Indeed, we identified as few as 61 differentially expressed genes, which was 0.5% of all expressed genes. 31 of these were downregulated in old dogs compared to young dogs and 30 were upregulated in the same direction (Fig. 3; the fold change of the significant genes ranges from 0.5 to 5.6). Clustering of the sequenced animals based on the gene expression profiles of the differentially expressed genes unsurprisingly separated the two examined clusters – in contrast with the previous analyses (e.g. MDS; Fig. 1), which was based on the normalised read counts of all expressed genes.
We also tested the effect of sex and neutering as covariates in the fitted model, with neither of the two parameters with a significant effect on the results. Applying the same thresholds, out of the tested 12,966 genes only three were significantly differently expressed between males and females and zero between neutered and non-neutered animals.
Furthermore, an independent, parallel differential gene expression analysis with the edgeR R package, using its default parameter values, did not result in differentially expressed genes between the two groups (data not shown).

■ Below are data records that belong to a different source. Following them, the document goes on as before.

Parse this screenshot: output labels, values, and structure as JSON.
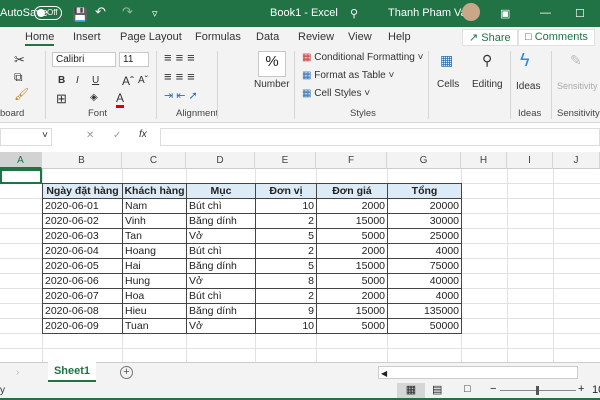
{
  "titlebar": {
    "autosave": "AutoSave",
    "toggle": "Off",
    "title": "Book1  -  Excel",
    "user": "Thanh Pham Van"
  },
  "tabs": [
    "Home",
    "Insert",
    "Page Layout",
    "Formulas",
    "Data",
    "Review",
    "View",
    "Help"
  ],
  "share": "Share",
  "comments": "Comments",
  "ribbon": {
    "font_name": "Calibri",
    "font_size": "11",
    "bold": "B",
    "italic": "I",
    "underline": "U",
    "grow": "Aˆ",
    "shrink": "Aˇ",
    "number": "Number",
    "number_icon": "%",
    "cond": "Conditional Formatting",
    "fmt_table": "Format as Table",
    "cell_styles": "Cell Styles",
    "cells": "Cells",
    "editing": "Editing",
    "ideas": "Ideas",
    "sensitivity": "Sensitivity",
    "groups": {
      "clipboard": "board",
      "font": "Font",
      "alignment": "Alignment",
      "styles": "Styles",
      "ideas": "Ideas",
      "sensitivity": "Sensitivity"
    }
  },
  "formula": {
    "cancel": "✕",
    "enter": "✓",
    "fx": "fx"
  },
  "columns": [
    "A",
    "B",
    "C",
    "D",
    "E",
    "F",
    "G",
    "H",
    "I",
    "J"
  ],
  "table": {
    "headers": [
      "Ngày đặt hàng",
      "Khách hàng",
      "Mục",
      "Đơn vị",
      "Đơn giá",
      "Tổng"
    ],
    "rows": [
      [
        "2020-06-01",
        "Nam",
        "Bút chì",
        "10",
        "2000",
        "20000"
      ],
      [
        "2020-06-02",
        "Vinh",
        "Băng dính",
        "2",
        "15000",
        "30000"
      ],
      [
        "2020-06-03",
        "Tan",
        "Vở",
        "5",
        "5000",
        "25000"
      ],
      [
        "2020-06-04",
        "Hoang",
        "Bút chì",
        "2",
        "2000",
        "4000"
      ],
      [
        "2020-06-05",
        "Hai",
        "Băng dính",
        "5",
        "15000",
        "75000"
      ],
      [
        "2020-06-06",
        "Hung",
        "Vở",
        "8",
        "5000",
        "40000"
      ],
      [
        "2020-06-07",
        "Hoa",
        "Bút chì",
        "2",
        "2000",
        "4000"
      ],
      [
        "2020-06-08",
        "Hieu",
        "Băng dính",
        "9",
        "15000",
        "135000"
      ],
      [
        "2020-06-09",
        "Tuan",
        "Vở",
        "10",
        "5000",
        "50000"
      ]
    ]
  },
  "sheet": {
    "name": "Sheet1",
    "add": "+"
  },
  "status": {
    "ready": "y",
    "zoom": "10"
  },
  "colors": {
    "brand": "#217346",
    "header_fill": "#ddebf7"
  }
}
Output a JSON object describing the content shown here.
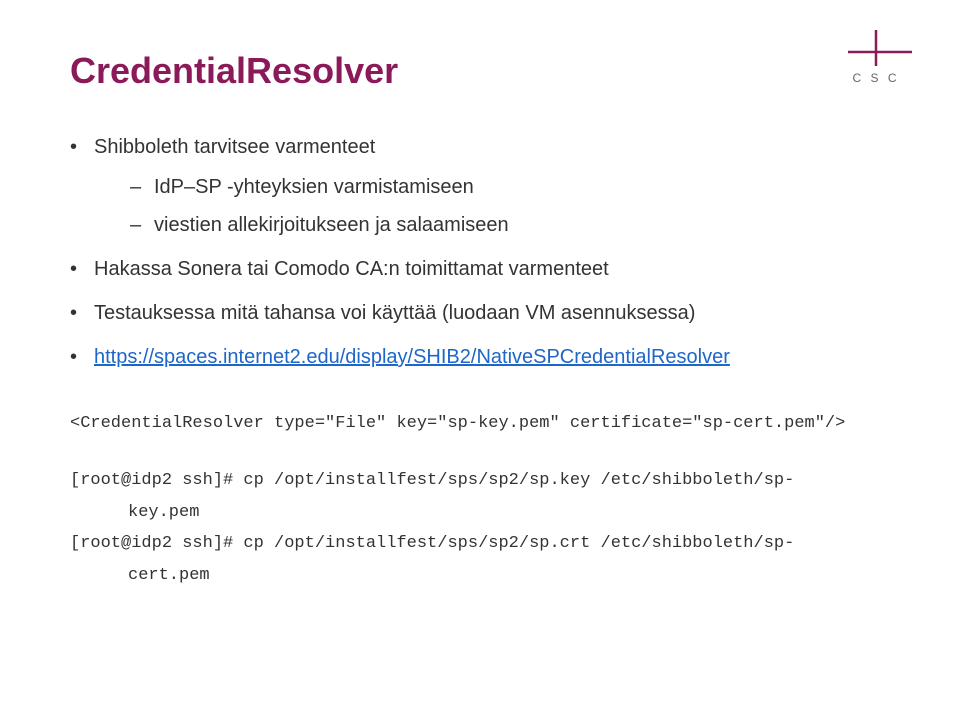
{
  "title": "CredentialResolver",
  "bullets": {
    "b1": "Shibboleth tarvitsee varmenteet",
    "b1a": "IdP–SP -yhteyksien varmistamiseen",
    "b1b": "viestien allekirjoitukseen ja salaamiseen",
    "b2": "Hakassa Sonera tai Comodo CA:n toimittamat varmenteet",
    "b3": "Testauksessa mitä tahansa voi käyttää (luodaan VM asennuksessa)",
    "b4_link": "https://spaces.internet2.edu/display/SHIB2/NativeSPCredentialResolver"
  },
  "code": {
    "line1": "<CredentialResolver type=\"File\" key=\"sp-key.pem\" certificate=\"sp-cert.pem\"/>",
    "line2a": "[root@idp2 ssh]# cp /opt/installfest/sps/sp2/sp.key /etc/shibboleth/sp-",
    "line2b": "key.pem",
    "line3a": "[root@idp2 ssh]# cp /opt/installfest/sps/sp2/sp.crt /etc/shibboleth/sp-",
    "line3b": "cert.pem"
  },
  "logo_text": "C S C"
}
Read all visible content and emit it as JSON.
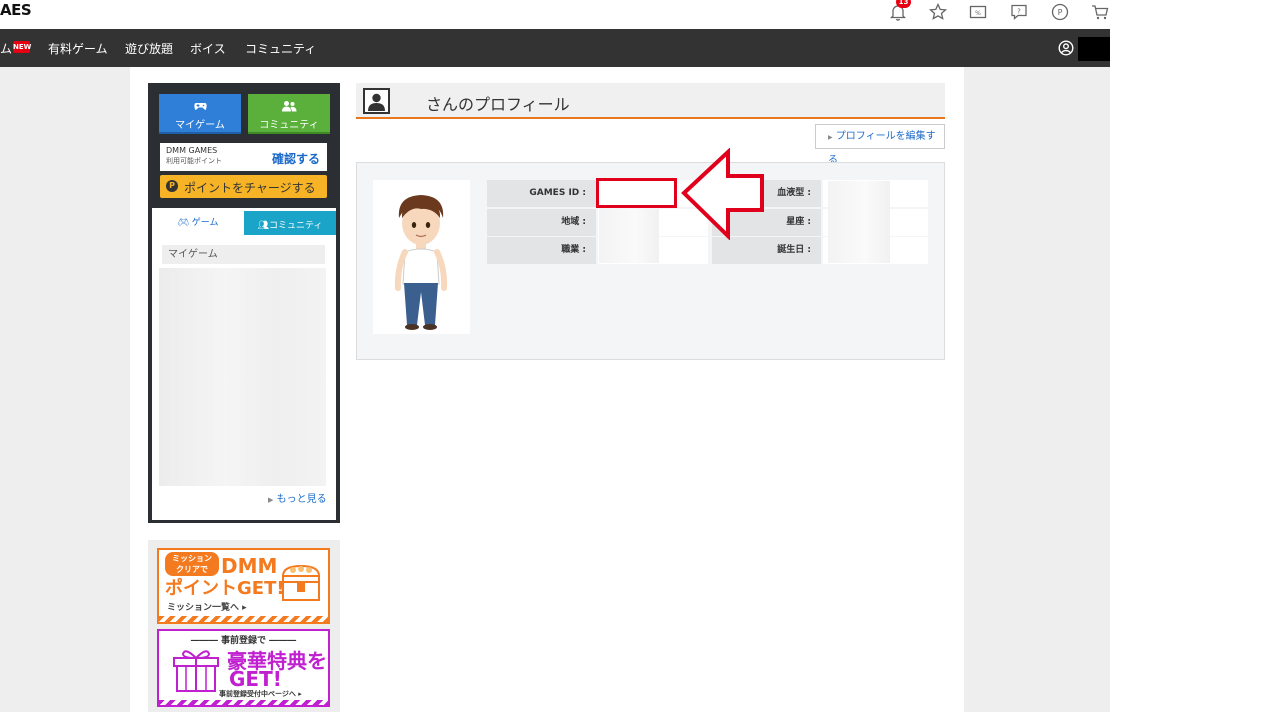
{
  "header": {
    "logo": "AES",
    "notification_count": "13",
    "icons": [
      "bell-icon",
      "star-icon",
      "ticket-icon",
      "help-icon",
      "point-icon",
      "cart-icon"
    ]
  },
  "nav": {
    "items": [
      {
        "label": "ム"
      },
      {
        "label": "有料ゲーム"
      },
      {
        "label": "遊び放題"
      },
      {
        "label": "ボイス"
      },
      {
        "label": "コミュニティ"
      }
    ],
    "new_badge": "NEW"
  },
  "sidebar": {
    "mygame_btn": "マイゲーム",
    "community_btn": "コミュニティ",
    "points_title": "DMM GAMES",
    "points_sub": "利用可能ポイント",
    "points_link": "確認する",
    "charge_btn": "ポイントをチャージする",
    "tab_game": "ゲーム",
    "tab_community": "コミュニティ",
    "mygame_heading": "マイゲーム",
    "more_link": "もっと見る"
  },
  "banners": {
    "b1_tag_line1": "ミッション",
    "b1_tag_line2": "クリアで",
    "b1_big1": "DMM",
    "b1_big2": "ポイントGET!",
    "b1_small": "ミッション一覧へ ▸",
    "b2_top": "――― 事前登録で ―――",
    "b2_big1": "豪華特典を",
    "b2_big2": "GET!",
    "b2_small": "事前登録受付中ページへ ▸"
  },
  "profile": {
    "title": "さんのプロフィール",
    "edit_button": "プロフィールを編集する",
    "fields": {
      "games_id": "GAMES ID :",
      "region": "地域 :",
      "job": "職業 :",
      "blood": "血液型 :",
      "sign": "星座 :",
      "birthday": "誕生日 :"
    }
  },
  "colors": {
    "nav_bg": "#333333",
    "accent_orange": "#e8771e",
    "highlight_red": "#e0001b",
    "mygame_blue": "#2f7fd9",
    "community_green": "#5ab03a"
  }
}
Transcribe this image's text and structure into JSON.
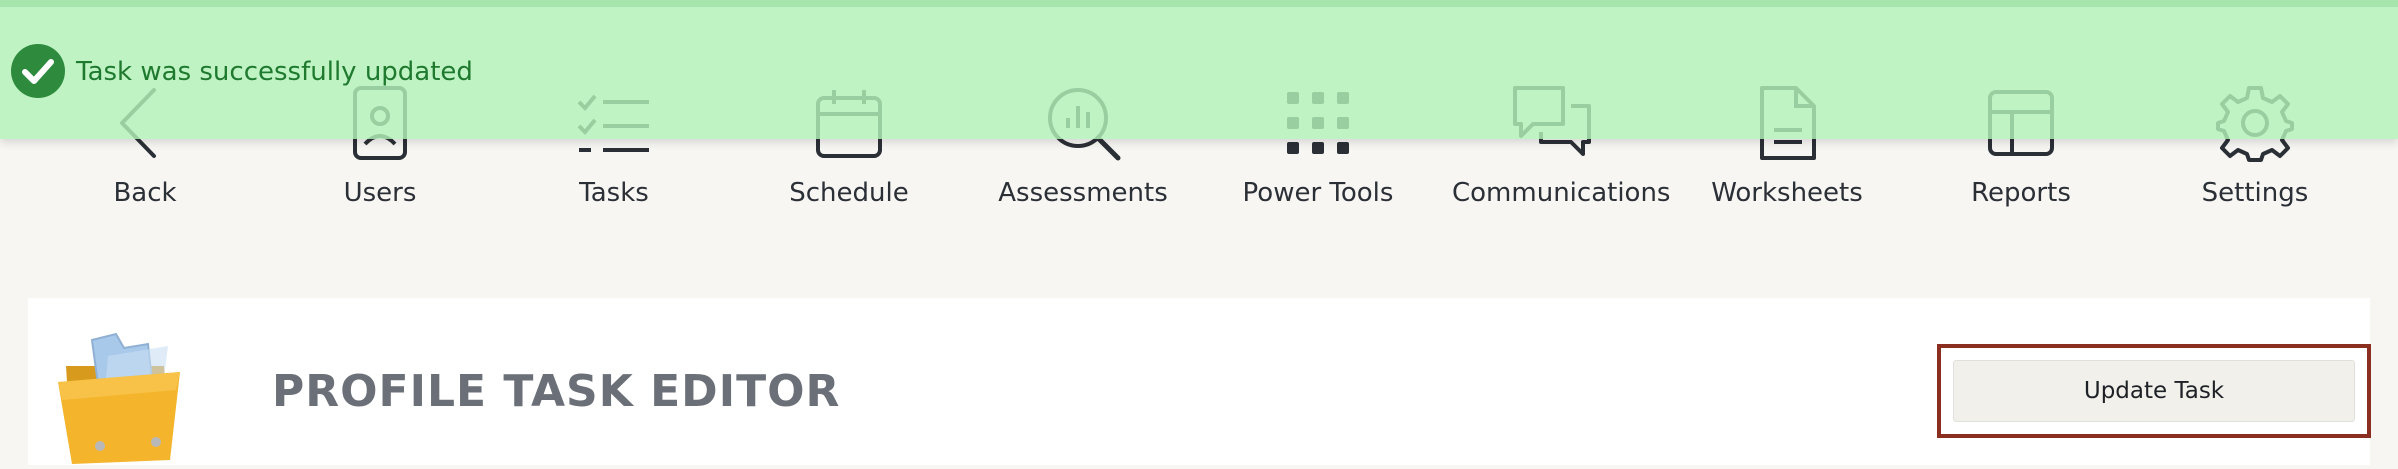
{
  "toast": {
    "message": "Task was successfully updated",
    "color": "#1f7a2f"
  },
  "nav": {
    "items": [
      {
        "label": "Back",
        "icon": "chevron-left-icon"
      },
      {
        "label": "Users",
        "icon": "user-badge-icon"
      },
      {
        "label": "Tasks",
        "icon": "checklist-icon"
      },
      {
        "label": "Schedule",
        "icon": "calendar-icon"
      },
      {
        "label": "Assessments",
        "icon": "search-chart-icon"
      },
      {
        "label": "Power Tools",
        "icon": "grid-icon"
      },
      {
        "label": "Communications",
        "icon": "chat-bubbles-icon"
      },
      {
        "label": "Worksheets",
        "icon": "document-icon"
      },
      {
        "label": "Reports",
        "icon": "report-table-icon"
      },
      {
        "label": "Settings",
        "icon": "gear-icon"
      }
    ]
  },
  "editor": {
    "title": "PROFILE TASK EDITOR",
    "update_button_label": "Update Task",
    "highlight_color": "#8a2e1f"
  }
}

3.4 Functional analysis of the differentially expressed genes
Next, we compared the differentially expressed genes in a gene ontology (GO) overrepresentation test to the background of all expressed genes detected in the blood (n ~ 12966) in dogs. This analysis was implemented using the pantherDB on-line tool ([30]; [31]). There was only one gene ontology that was significantly enriched in the overrepresentation test. The fold enrichment of response to bacterium (GO:0009617) was 8.62, and the corresponding false discovery rate adjusted p-value 0.014.